MealMind presents a comprehensive, AI-driven framework to tackle the intertwined problems of household Decision Fatigue and food waste. Our mixed-methods research (N=82 survey, N=5 interviews) quantified the problem space, identifying the 59.3% manual entry failure rate as a critical bottleneck and highlighting unmet user needs for strategic tools like 7-day and guest meal plans.

The proposed solution integrates Computer Vision for automated inventory, a Spoilage Proximity Index ($\mathcal{S}$) for proactive optimization, and a Hybrid LLM planner capable of both efficient weekly scheduling and stress-free event organization. This represents a significant paradigm shift from user-maintained systems or ungrounded AI assistants to a context-aware, autonomous kitchen manager. A functional prototype demonstrates technical feasibility, and a detailed experimental design provides a clear path for empirical validation of its benefits (H1: time saving, H2: waste reduction).

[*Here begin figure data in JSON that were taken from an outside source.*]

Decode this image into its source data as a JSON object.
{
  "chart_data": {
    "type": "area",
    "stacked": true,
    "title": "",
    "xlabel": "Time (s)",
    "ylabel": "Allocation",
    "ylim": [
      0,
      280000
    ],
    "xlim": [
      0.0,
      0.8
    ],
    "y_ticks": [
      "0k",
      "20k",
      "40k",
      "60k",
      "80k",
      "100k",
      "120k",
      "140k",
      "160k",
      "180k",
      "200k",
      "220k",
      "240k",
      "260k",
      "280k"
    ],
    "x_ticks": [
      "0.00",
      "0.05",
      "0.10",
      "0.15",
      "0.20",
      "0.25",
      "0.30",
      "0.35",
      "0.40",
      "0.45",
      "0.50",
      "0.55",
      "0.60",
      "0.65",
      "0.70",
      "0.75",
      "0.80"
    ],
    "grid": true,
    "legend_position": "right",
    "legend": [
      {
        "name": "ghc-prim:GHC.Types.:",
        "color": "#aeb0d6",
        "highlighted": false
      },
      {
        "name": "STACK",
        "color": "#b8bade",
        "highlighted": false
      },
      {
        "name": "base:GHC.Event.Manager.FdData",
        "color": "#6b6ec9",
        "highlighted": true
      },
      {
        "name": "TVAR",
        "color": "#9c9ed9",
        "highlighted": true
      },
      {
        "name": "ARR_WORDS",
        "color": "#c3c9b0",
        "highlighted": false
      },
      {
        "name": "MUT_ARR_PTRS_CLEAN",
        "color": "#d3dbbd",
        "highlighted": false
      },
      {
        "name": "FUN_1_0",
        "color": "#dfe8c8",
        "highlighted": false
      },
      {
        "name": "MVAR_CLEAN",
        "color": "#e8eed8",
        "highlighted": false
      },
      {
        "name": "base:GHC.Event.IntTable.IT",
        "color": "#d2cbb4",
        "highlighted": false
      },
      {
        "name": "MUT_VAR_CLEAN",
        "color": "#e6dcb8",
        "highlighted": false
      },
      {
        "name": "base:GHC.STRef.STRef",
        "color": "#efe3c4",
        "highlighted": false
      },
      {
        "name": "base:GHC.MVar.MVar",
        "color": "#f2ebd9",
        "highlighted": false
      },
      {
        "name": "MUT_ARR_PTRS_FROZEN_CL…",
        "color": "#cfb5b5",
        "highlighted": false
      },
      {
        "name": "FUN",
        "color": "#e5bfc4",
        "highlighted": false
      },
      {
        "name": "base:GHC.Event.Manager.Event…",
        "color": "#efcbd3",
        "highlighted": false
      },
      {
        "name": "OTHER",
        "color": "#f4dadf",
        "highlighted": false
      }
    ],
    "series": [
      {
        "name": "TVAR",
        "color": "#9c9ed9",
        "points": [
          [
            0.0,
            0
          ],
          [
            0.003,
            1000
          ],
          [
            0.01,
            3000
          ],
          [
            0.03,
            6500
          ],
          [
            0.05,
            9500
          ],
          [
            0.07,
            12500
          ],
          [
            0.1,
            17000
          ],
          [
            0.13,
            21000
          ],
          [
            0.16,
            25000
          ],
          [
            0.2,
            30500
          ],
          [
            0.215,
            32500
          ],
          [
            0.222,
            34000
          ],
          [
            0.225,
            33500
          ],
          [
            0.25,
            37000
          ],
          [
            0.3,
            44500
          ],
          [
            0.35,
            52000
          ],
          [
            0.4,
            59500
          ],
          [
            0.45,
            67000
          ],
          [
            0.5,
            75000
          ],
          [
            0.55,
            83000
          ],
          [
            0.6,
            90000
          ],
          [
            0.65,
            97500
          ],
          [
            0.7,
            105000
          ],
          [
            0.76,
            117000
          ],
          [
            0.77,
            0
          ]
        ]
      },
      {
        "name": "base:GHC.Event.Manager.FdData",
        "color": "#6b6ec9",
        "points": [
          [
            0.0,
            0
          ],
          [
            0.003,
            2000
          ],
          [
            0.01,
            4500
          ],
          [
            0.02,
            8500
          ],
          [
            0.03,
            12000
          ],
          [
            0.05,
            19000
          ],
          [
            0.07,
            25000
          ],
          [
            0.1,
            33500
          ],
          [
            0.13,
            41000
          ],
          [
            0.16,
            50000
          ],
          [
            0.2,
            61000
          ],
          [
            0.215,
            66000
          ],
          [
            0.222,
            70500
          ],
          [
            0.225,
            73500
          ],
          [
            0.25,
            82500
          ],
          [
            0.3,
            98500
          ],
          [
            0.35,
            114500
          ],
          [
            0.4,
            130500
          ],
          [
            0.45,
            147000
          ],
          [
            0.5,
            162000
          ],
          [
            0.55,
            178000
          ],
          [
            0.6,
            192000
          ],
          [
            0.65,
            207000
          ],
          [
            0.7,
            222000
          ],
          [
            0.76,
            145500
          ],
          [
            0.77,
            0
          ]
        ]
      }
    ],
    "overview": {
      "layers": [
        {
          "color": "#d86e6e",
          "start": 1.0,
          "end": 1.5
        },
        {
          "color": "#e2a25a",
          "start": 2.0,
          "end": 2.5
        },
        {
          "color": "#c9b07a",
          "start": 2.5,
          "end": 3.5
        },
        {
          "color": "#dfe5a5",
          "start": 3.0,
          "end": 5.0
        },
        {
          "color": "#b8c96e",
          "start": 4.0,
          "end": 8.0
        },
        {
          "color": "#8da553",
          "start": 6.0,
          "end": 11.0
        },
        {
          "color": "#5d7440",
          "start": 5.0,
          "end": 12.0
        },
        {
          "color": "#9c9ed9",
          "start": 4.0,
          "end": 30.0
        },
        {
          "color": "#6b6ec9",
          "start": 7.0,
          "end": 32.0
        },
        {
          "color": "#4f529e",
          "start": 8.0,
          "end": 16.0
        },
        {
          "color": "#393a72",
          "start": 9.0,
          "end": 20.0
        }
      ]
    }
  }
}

By solving the fundamental "inventory grounding" problem that limits existing solutions—from SuperCook to ChatGPT—MealMind moves beyond being a simple recipe app to become an intelligent kitchen ecosystem. It addresses not just inspiration but the entire lifecycle of household food management. Future work will focus on validating its efficacy in real households and expanding its cultural adaptability, with the goal of making sustainable, low-stress kitchen management an accessible reality for families everywhere.